The role of informed consent in patient complaints

Posner, K. L., Severson, J., & Domino, K. B. (2015). The role of informed consent in patient complaints: Reducing hidden health system costs and improving patient engagement through shared decision making. Journal of Healthcare Risk Management, 35(2), 38–45. https://doi.org/10.1002/jhrm.21200

Patient complaints about physicians are strongly associated with malpractice risk. Physicians at high risk for lawsuits tend to have poor communication skills and are more commonly the subject of patient complaints about communication issues.

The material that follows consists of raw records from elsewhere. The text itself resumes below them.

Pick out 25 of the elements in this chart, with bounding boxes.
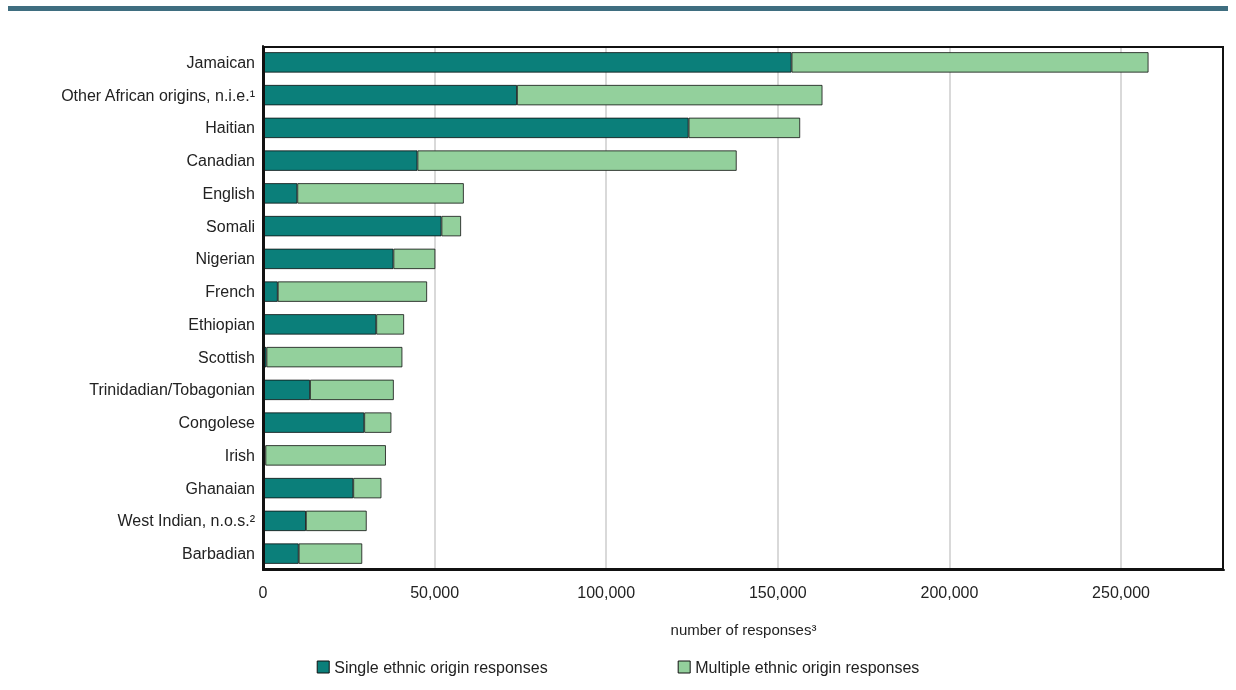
y-tick-label: Jamaican	[186, 53, 255, 71]
x-tick-label: 50,000	[410, 583, 460, 601]
y-tick-label: Haitian	[205, 119, 255, 137]
y-tick-label: Somali	[206, 217, 255, 235]
y-tick-label: Congolese	[178, 414, 256, 432]
y-tick-label: Ghanaian	[185, 479, 255, 497]
y-tick-label: Nigerian	[195, 250, 255, 268]
legend-label: Single ethnic origin responses	[334, 658, 548, 676]
x-tick-label: 250,000	[1092, 583, 1151, 601]
x-axis-title: number of responses³	[670, 621, 817, 638]
x-tick-label: 200,000	[920, 583, 979, 601]
y-tick-label: Scottish	[198, 348, 255, 366]
y-tick-label: Ethiopian	[188, 315, 255, 333]
y-tick-label: Canadian	[186, 152, 255, 170]
y-tick-label: French	[205, 283, 255, 301]
x-tick-label: 100,000	[577, 583, 636, 601]
y-tick-label: Irish	[224, 446, 255, 464]
y-tick-label: Barbadian	[182, 545, 255, 563]
y-tick-label: English	[202, 184, 255, 202]
x-tick-label: 150,000	[748, 583, 807, 601]
legend-label: Multiple ethnic origin responses	[695, 658, 920, 676]
y-tick-label: Other African origins, n.i.e.¹	[61, 86, 255, 104]
y-tick-label: West Indian, n.o.s.²	[117, 512, 256, 530]
y-tick-label: Trinidadian/Tobagonian	[89, 381, 255, 399]
x-tick-label: 0	[258, 583, 268, 601]
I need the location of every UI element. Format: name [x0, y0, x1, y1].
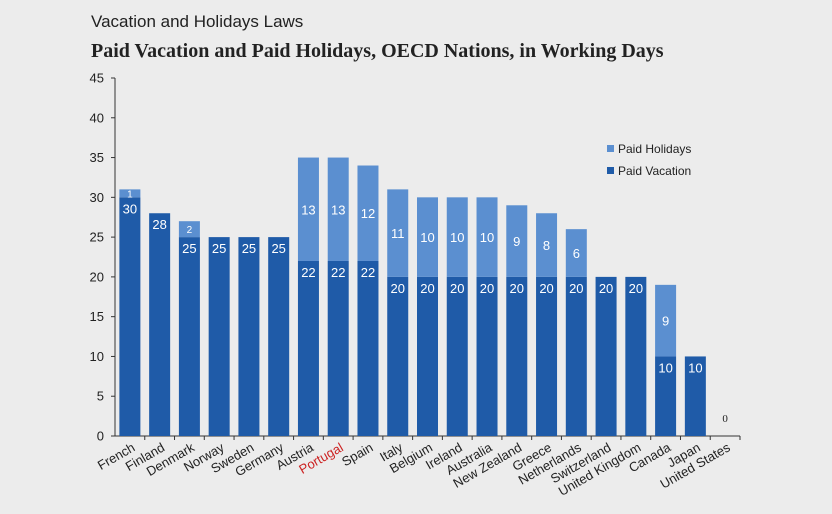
bar-paid-vacation-sweden — [238, 237, 260, 436]
bar-paid-vacation-norway — [208, 237, 230, 436]
x-category-label: Spain — [339, 440, 375, 470]
bar-paid-vacation-austria — [297, 260, 319, 436]
bar-paid-vacation-netherlands — [565, 276, 587, 436]
y-tick-label: 30 — [90, 190, 104, 205]
data-label-vacation: 28 — [152, 217, 166, 232]
y-tick-label: 35 — [90, 150, 104, 165]
y-tick-label: 0 — [97, 429, 104, 444]
bar-paid-vacation-ireland — [446, 276, 468, 436]
bar-paid-holidays-canada — [655, 284, 677, 357]
bar-paid-holidays-ireland — [446, 197, 468, 277]
data-label-vacation: 20 — [510, 281, 524, 296]
bar-paid-holidays-austria — [297, 157, 319, 261]
data-label-vacation: 20 — [539, 281, 553, 296]
bar-paid-vacation-spain — [357, 260, 379, 436]
data-label-holidays: 12 — [361, 206, 375, 221]
y-tick-label: 20 — [90, 269, 104, 284]
data-label-vacation: 22 — [331, 265, 345, 280]
data-label-holidays: 6 — [573, 246, 580, 261]
data-label-vacation: 20 — [629, 281, 643, 296]
data-label-vacation: 25 — [271, 241, 285, 256]
data-label-holidays: 9 — [513, 234, 520, 249]
data-label-vacation: 25 — [182, 241, 196, 256]
data-label-holidays: 9 — [662, 314, 669, 329]
data-label-vacation: 25 — [242, 241, 256, 256]
bar-paid-holidays-netherlands — [565, 229, 587, 277]
bar-paid-holidays-australia — [476, 197, 498, 277]
data-label-vacation: 10 — [688, 360, 702, 375]
data-label-vacation: 22 — [361, 265, 375, 280]
bar-paid-holidays-denmark — [178, 221, 200, 238]
data-label-holidays: 10 — [420, 230, 434, 245]
data-label-vacation: 20 — [569, 281, 583, 296]
bar-paid-vacation-italy — [387, 276, 409, 436]
bar-paid-vacation-japan — [684, 356, 706, 436]
bar-paid-vacation-australia — [476, 276, 498, 436]
data-label-holidays: 11 — [391, 226, 405, 241]
data-label-vacation: 20 — [450, 281, 464, 296]
data-label-vacation: 20 — [599, 281, 613, 296]
data-label-holidays: 13 — [331, 202, 345, 217]
legend-label: Paid Vacation — [618, 164, 691, 178]
data-label-vacation: 22 — [301, 265, 315, 280]
bar-paid-vacation-greece — [536, 276, 558, 436]
bar-paid-vacation-finland — [149, 213, 171, 436]
chart-title: Paid Vacation and Paid Holidays, OECD Na… — [91, 40, 664, 62]
bar-paid-vacation-denmark — [178, 237, 200, 436]
bar-paid-vacation-new-zealand — [506, 276, 528, 436]
data-label-holidays: 1 — [127, 189, 133, 200]
legend-swatch — [607, 145, 614, 152]
bar-paid-holidays-spain — [357, 165, 379, 261]
bar-paid-holidays-belgium — [417, 197, 438, 277]
legend-label: Paid Holidays — [618, 142, 691, 156]
y-tick-label: 10 — [90, 349, 104, 364]
bar-paid-holidays-greece — [536, 213, 558, 277]
bar-paid-holidays-new-zealand — [506, 205, 528, 277]
bar-paid-vacation-canada — [655, 356, 677, 436]
y-tick-label: 45 — [90, 71, 104, 86]
data-label-vacation: 20 — [480, 281, 494, 296]
data-label-holidays: 8 — [543, 238, 550, 253]
data-label-vacation: 30 — [123, 201, 137, 216]
y-tick-label: 15 — [90, 309, 104, 324]
bar-paid-vacation-portugal — [327, 260, 349, 436]
bar-paid-holidays-french — [119, 189, 141, 198]
data-label-holidays: 2 — [187, 225, 193, 236]
data-label-vacation: 25 — [212, 241, 226, 256]
data-label-holidays: 10 — [450, 230, 464, 245]
data-label-vacation: 20 — [420, 281, 434, 296]
data-label-holidays: 10 — [480, 230, 494, 245]
bar-paid-vacation-french — [119, 197, 141, 436]
y-tick-label: 5 — [97, 389, 104, 404]
y-tick-label: 40 — [90, 110, 104, 125]
chart-supertitle: Vacation and Holidays Laws — [91, 12, 304, 31]
y-tick-label: 25 — [90, 230, 104, 245]
bar-paid-holidays-portugal — [327, 157, 349, 261]
data-label-vacation: 10 — [658, 360, 672, 375]
bar-paid-vacation-germany — [268, 237, 290, 436]
bar-paid-vacation-united-kingdom — [625, 276, 647, 436]
data-label-vacation: 20 — [391, 281, 405, 296]
data-label-zero: 0 — [722, 413, 728, 425]
bar-paid-holidays-italy — [387, 189, 409, 277]
bar-paid-vacation-belgium — [417, 276, 438, 436]
data-label-holidays: 13 — [301, 202, 315, 217]
legend-swatch — [607, 167, 614, 174]
bar-paid-vacation-switzerland — [595, 276, 617, 436]
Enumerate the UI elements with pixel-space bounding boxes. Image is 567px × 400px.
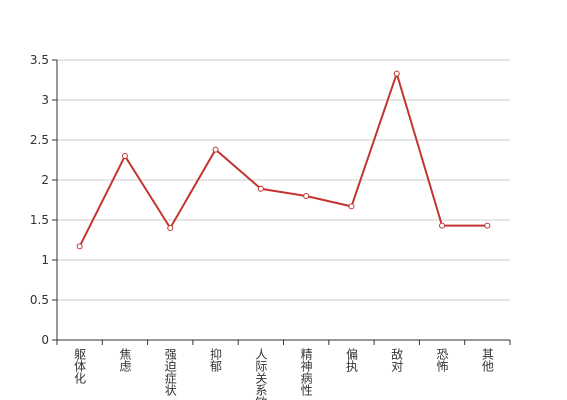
point (121, 153, 128, 159)
point (439, 222, 446, 229)
point (257, 185, 264, 192)
x-tick-label: 恐怖 (435, 348, 449, 372)
point (393, 70, 400, 77)
y-tick-label: 1 (41, 253, 49, 267)
y-tick-label: 0.5 (30, 293, 49, 307)
point (167, 225, 174, 231)
x-tick-label: 偏执 (344, 347, 358, 373)
y-tick-label: 2.5 (30, 133, 49, 147)
y-tick-label: 1.5 (30, 213, 49, 227)
x-tick-label: 抑郁 (209, 347, 223, 373)
y-tick-label: 3 (41, 93, 49, 107)
y-tick-label: 3.5 (30, 53, 49, 67)
x-tick-label: 精神病性 (299, 348, 313, 397)
x-tick-label: 强迫症状 (163, 348, 177, 396)
point (484, 222, 491, 229)
x-tick-label: 敌对 (390, 347, 404, 372)
x-tick-label: 其他 (480, 348, 494, 372)
point (348, 203, 355, 210)
line (78, 70, 488, 247)
x-tick-label: 焦虑 (118, 348, 132, 372)
x-tick-label: 躯体化 (73, 347, 87, 385)
x-tick-label: 人际关系敏感 (254, 348, 268, 400)
y-tick-label: 2 (41, 173, 49, 187)
point (212, 146, 219, 153)
y-tick-label: 0 (41, 333, 49, 347)
point (76, 243, 83, 250)
point (303, 193, 310, 199)
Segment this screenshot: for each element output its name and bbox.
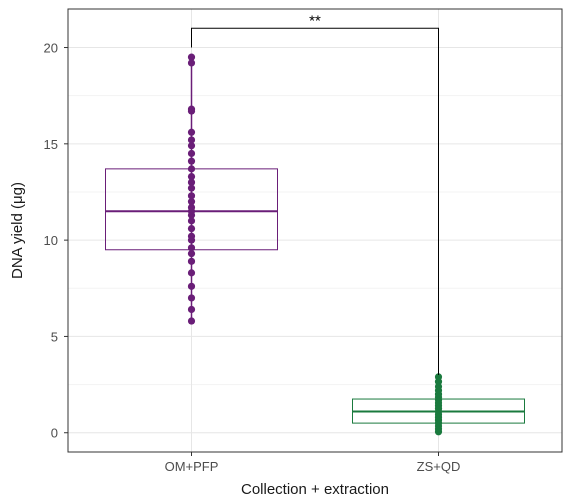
y-tick-label: 15 [44, 137, 58, 152]
data-point [187, 105, 196, 113]
data-point [187, 184, 196, 192]
significance-label: ** [309, 12, 321, 29]
data-point [187, 178, 196, 186]
x-tick-label: ZS+QD [417, 459, 461, 474]
significance-line [191, 27, 439, 375]
data-point [187, 53, 196, 61]
data-point [187, 136, 196, 144]
data-point [187, 269, 196, 277]
data-point [187, 165, 196, 173]
data-point [187, 59, 196, 67]
data-point [187, 257, 196, 265]
y-axis-ticks: 0 5 10 15 20 [44, 41, 68, 441]
data-point [187, 198, 196, 206]
data-point [187, 128, 196, 136]
data-point [187, 192, 196, 200]
x-tick-label: OM+PFP [165, 459, 219, 474]
y-tick-label: 20 [44, 41, 58, 56]
data-point [187, 172, 196, 181]
data-point [187, 149, 196, 158]
data-point [187, 250, 196, 258]
y-tick-label: 10 [44, 233, 58, 248]
data-point [187, 142, 196, 150]
data-point [187, 232, 196, 240]
y-tick-label: 0 [51, 426, 58, 441]
data-point [187, 305, 196, 314]
panel-border [67, 8, 563, 453]
data-point [187, 217, 196, 225]
y-tick-label: 5 [51, 329, 58, 344]
x-axis-ticks: OM+PFP ZS+QD [165, 452, 461, 474]
data-point [187, 317, 196, 325]
data-point [187, 294, 196, 302]
data-point [187, 203, 196, 211]
data-point [434, 373, 443, 381]
data-point [187, 244, 196, 252]
y-axis-title: DNA yield (μg) [9, 182, 26, 279]
data-point [187, 282, 196, 290]
significance-bracket: ** [191, 12, 439, 375]
data-point [187, 157, 196, 165]
data-point [187, 224, 196, 233]
x-axis-title: Collection + extraction [241, 481, 389, 498]
grid [68, 9, 562, 452]
data-points [187, 53, 443, 436]
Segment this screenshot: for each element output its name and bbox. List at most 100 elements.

If a malpractice action does not arise, patient complaints nonetheless represent significant prelitigation transaction costs for the healthcare system that have not been previously quantified. Informed consent complaints represent a unique constellation of clinical communication skills clearly tied to malpractice risk. The goal of this study was to measure institutional resource consumption allocated to informed consent (IC) complaints, which are both costly and preventable. Methods We compared IC complaints to other complaints about medical care in a single medical center in the United States, estimating the absolute and relative burden of IC deficiencies within this healthcare system. Results Resource consumption for the resolution of IC complaints far exceeded their proportional representation of complaints, representing half of all complaints, while disproportionately absorbing two‐thirds of staff time devoted to complaint resolution. Conclusions Complaint resolution represents an unrecognized remediable cost and an underappreciated opportunity for reducing waste in healthcare. We suggest that healthcare systems can reduce costs and elevate their patient‐centered care practices by improving patient‐provider communication during medical decision making via engagement strategies such as shared decision making.